There are so many functions in MATLAB that sometimes users think that if they can't find the function they are thinking of, it's because they don't know the name. Sometimes that's true, and sometimes it's because there's a quick, easy way to get the task done. There are relatively frequent questions on the MATLAB newsgroup regarding how to determine if numbers are even or odd.
The most frequent answers involve people pointing to functions such as rem and mod. However, on these same threads, you will frequently see Urs Schwarz warn about the limitations of those functions for the purpose of determining even/odd-ness. He has made a contribution, isodd on the File Exchange that encapsulates the algorithm he prefers, based on he functions bitmax and bitand The main issues Urs handles that aren't fully handled with solutions based on rem or mod include non-integer inputs and doubles larger than the largest floating point integer.
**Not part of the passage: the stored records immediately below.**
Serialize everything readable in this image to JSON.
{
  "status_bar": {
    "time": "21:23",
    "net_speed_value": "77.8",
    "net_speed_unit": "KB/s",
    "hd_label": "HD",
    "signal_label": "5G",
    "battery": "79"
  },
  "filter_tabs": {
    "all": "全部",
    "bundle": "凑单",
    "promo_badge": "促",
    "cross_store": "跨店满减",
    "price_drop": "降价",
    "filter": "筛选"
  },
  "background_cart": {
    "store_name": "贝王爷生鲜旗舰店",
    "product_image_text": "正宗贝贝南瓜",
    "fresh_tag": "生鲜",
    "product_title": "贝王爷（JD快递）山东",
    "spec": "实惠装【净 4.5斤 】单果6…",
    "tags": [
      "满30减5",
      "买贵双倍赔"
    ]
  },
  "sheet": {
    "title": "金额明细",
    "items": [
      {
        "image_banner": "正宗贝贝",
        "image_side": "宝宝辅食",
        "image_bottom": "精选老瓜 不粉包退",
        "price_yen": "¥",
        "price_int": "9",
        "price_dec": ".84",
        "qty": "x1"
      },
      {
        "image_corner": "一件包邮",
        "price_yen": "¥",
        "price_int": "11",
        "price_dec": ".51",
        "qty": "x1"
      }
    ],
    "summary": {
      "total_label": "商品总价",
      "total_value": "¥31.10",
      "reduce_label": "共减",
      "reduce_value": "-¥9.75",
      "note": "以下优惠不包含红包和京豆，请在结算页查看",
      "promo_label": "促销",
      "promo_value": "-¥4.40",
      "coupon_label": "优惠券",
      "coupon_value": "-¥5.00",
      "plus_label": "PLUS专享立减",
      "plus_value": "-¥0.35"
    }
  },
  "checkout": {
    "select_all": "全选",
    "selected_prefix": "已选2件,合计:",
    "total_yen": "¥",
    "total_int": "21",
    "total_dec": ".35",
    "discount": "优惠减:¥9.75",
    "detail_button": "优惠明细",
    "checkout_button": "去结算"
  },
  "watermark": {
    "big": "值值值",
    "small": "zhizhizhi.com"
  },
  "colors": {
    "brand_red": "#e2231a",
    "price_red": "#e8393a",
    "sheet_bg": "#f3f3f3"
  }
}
If you do lots of error checking already, and know that your data is within acceptable bounds, you are probably fine using an approach based on rem or mod. Do you have applications where an enhanced version, such as the one Urs has posted, is important? Let me know here.
Get
the MATLAB code
Published with MATLAB® 7.8
One function that I often have to be careful with, is using HIST to count unique members of an array:
This works fine unless x has only one unique element. There is a good submission on FEX that solves this problem but it would be nice to see a built-in version.
Also, anyone working with large integers (bigger than bitmax) should look at John D’Errico’s marvellous Variable Precision Integer toolbox.
This is very impressive indeed. Urs Schwarz’s contribution appears very genius and I will be looking in to this isodd.
Very interesting post, Loren. Unfortunately, I don’t have an example application.
Just wanted to point out that it appears a bitwise logical AND comparison would be more efficient than a modulus operation. To compute the modulus, you have to do a division which tends to be costly computationally… So I find Urs’ code appealing from that perspective. Not 100% sure about Matlab though. What I have in mind is that, AFAIK, C compilers optimize (x%2) to (x&1) if the two are equivalent on the architecture.